Certains journalistes ne manquant alors pas de le relever, rappelant qu’il n’a pas voulu donner d’interview à l’occasion du 14 juillet au motif que sa “pensée complexe” se prêterait mal au jeu des questions-réponses avec les journalistes.

Emmanuel Macron prend donc le risque de brouiller ses codes d’expression du pouvoir. La figure de Janus réapparaît dans cette double posture d’un président tourné vers l’Olympe et devant en même temps régler certaines affaires humaines, tendant à démontrer que l’incarnation jupitérienne de l’autorité serait plus compliquée à tenir qu’il n’y paraît.

Enfin, en ce 20 juillet, nouveau jour, même objectif. Le président annule sa participation aux États généraux de l’alimentation pour se rendre à la base aérienne d’Istres . Il s’agit de clore une bonne fois pour toutes le sujet de Villiers, de renouer le dialogue avec la “grande Muette”, de réaffirmer son rôle de chef des armées, garant de la sécurité des militaires et tenant ses promesses, précisant même “qu’aucun budget autre que celui des armées ne sera augmenté” en 2018.

Emmanuel Macron apparaît souriant, à l’écoute et reste plus longtemps que prévu. Il revêt l’habit militaire, comme il l’avait déjà fait lors de sa visite du sous-marin “Le Terrible” le 4 juillet. Vidéos, photos et posts rythment cette journée. La communication jupitérienne est de retour, qui enchaîne deux jours plus tard sur l’annonce de l’invitation de Rihanna à l’Élysée le 26 juillet pour aborder le sujet de l’éducation des enfants.

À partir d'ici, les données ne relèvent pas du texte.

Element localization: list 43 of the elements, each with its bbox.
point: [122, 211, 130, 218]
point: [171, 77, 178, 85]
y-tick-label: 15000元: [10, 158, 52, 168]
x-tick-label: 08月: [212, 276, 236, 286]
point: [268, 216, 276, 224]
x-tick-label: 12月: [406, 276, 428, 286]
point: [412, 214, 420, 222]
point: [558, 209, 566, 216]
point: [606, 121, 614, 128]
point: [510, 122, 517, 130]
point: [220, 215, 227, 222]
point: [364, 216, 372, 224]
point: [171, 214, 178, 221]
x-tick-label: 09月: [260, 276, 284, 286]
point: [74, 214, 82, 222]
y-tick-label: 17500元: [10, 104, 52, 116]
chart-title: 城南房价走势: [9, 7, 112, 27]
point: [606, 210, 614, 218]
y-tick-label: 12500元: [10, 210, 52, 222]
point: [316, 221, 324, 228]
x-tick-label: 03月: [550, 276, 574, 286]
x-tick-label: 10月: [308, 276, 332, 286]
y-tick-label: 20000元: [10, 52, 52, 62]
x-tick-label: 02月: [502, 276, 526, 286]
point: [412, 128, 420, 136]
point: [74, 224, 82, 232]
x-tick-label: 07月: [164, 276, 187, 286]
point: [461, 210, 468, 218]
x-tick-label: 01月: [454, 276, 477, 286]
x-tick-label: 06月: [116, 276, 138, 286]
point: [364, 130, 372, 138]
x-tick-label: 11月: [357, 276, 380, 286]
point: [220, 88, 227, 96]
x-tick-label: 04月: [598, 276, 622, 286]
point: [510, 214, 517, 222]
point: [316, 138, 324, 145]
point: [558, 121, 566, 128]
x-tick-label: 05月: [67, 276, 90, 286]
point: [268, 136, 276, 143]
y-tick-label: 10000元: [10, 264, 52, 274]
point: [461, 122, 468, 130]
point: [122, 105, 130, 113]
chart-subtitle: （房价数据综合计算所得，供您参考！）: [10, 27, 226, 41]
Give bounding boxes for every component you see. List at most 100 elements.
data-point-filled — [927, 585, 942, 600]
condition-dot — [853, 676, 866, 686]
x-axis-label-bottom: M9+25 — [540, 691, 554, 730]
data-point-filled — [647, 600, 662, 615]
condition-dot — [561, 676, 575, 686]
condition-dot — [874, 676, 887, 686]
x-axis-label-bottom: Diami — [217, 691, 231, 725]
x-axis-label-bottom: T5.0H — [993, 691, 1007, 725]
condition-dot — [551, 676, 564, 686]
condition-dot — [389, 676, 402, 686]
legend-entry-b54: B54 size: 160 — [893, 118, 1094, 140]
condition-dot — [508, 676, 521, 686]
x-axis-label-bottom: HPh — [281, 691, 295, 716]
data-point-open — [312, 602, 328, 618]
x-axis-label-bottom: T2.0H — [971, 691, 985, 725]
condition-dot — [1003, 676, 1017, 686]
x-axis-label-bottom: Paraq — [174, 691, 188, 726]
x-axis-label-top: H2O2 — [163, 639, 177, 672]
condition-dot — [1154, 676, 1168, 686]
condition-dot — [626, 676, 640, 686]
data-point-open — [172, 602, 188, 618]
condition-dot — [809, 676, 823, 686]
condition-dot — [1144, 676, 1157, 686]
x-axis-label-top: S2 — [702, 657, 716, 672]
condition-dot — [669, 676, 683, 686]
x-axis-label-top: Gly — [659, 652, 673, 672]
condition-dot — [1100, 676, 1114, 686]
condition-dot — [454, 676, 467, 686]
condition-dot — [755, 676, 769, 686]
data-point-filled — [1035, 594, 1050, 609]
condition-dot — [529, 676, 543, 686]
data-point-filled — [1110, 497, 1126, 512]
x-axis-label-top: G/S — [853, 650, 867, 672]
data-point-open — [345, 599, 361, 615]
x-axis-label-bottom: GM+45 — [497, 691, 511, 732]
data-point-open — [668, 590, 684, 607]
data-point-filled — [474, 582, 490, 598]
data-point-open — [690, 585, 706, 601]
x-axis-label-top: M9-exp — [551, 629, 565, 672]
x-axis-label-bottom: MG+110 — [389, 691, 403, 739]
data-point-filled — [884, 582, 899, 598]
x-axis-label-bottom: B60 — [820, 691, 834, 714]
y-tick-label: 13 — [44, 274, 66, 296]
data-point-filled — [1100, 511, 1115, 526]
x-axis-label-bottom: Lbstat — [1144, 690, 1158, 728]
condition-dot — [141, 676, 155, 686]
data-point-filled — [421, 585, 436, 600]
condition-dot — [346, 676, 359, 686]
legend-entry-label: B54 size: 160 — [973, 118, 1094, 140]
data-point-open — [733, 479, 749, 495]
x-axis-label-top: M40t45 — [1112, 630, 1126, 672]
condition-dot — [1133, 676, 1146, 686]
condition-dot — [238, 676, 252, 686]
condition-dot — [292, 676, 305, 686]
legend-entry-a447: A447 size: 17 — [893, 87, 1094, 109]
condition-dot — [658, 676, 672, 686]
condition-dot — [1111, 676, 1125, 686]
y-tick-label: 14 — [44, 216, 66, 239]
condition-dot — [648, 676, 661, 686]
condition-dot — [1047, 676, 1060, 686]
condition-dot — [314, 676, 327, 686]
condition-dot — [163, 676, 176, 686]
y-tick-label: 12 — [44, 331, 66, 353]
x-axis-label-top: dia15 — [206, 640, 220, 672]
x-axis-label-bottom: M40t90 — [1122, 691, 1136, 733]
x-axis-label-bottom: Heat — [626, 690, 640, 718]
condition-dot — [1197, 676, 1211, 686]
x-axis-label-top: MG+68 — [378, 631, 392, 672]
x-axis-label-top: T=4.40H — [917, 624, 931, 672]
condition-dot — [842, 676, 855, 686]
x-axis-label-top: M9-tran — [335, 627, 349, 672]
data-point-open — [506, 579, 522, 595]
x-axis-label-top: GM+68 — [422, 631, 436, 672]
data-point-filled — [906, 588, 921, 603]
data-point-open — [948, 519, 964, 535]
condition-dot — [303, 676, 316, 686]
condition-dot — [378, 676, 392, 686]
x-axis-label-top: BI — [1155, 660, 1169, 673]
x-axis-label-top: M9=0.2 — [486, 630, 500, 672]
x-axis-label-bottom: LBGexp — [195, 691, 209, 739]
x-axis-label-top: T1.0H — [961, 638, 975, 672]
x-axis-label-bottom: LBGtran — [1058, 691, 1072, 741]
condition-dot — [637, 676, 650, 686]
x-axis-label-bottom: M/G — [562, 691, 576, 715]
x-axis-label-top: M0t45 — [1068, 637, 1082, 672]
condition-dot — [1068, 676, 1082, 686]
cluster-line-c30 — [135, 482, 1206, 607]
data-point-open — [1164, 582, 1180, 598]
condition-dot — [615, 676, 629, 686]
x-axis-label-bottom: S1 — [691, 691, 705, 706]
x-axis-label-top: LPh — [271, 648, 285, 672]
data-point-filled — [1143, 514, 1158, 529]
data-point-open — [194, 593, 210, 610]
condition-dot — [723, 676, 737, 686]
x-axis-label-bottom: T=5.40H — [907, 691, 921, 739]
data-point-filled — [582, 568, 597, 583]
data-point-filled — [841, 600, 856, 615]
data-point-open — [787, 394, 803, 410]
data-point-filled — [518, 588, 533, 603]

Incarnation  du pouvoir ou exercice du pouvoir

Cette séquence politique du 13 au 20 juillet met à jour certaines difficultés d’Emmanuel Macron à tenir ensemble incarnation et exercice du pouvoir. Face à la contradiction, il semble en effet prêt à faire ou refaire la démonstration de son autorité dont il dit pourtant qu’elle “est reconnue parce qu’elle n’a pas besoin d’être démontrée”.

Certes, ces difficultés peuvent être en partie liées à la fonction présidentielle définie par la Ve République. Reste qu’exercer le pouvoir ne se réduit pas à l’incarner. Cela pourrait même se révéler dangereux, l’anthropologie nous apprenant que les “rois divins”, incarnation de la nature, et à ce titre tout-puissants, étaient mis à mort symboliquement au moindre signe de faiblesse.

Autrement dit, ses qualités de stratège et négociateur, sa jeunesse et sa séduction, essentielles pour développer ses réseaux et accéder au pouvoir, demanderaient aujourd’hui à être actualisées dans l’exercice du pouvoir présidentiel. La possibilité de se sentir “béni des dieux” ou de “croire en son destin” pouvant ne pas faciliter cette expérience d’avoir à affronter en même temps qu’intégrer la conflictualité des rapports de pouvoir.

La figure de Janus revient ainsi, interrogeant l’émergence d’une faille portée par son double visage. Une faille à masquer, tenter de combler ou, au contraire, découvrir comme une expression de la réalité humaine, de la conflictualité des rapports de pouvoir et, plus généralement, des relations à soi et aux autres.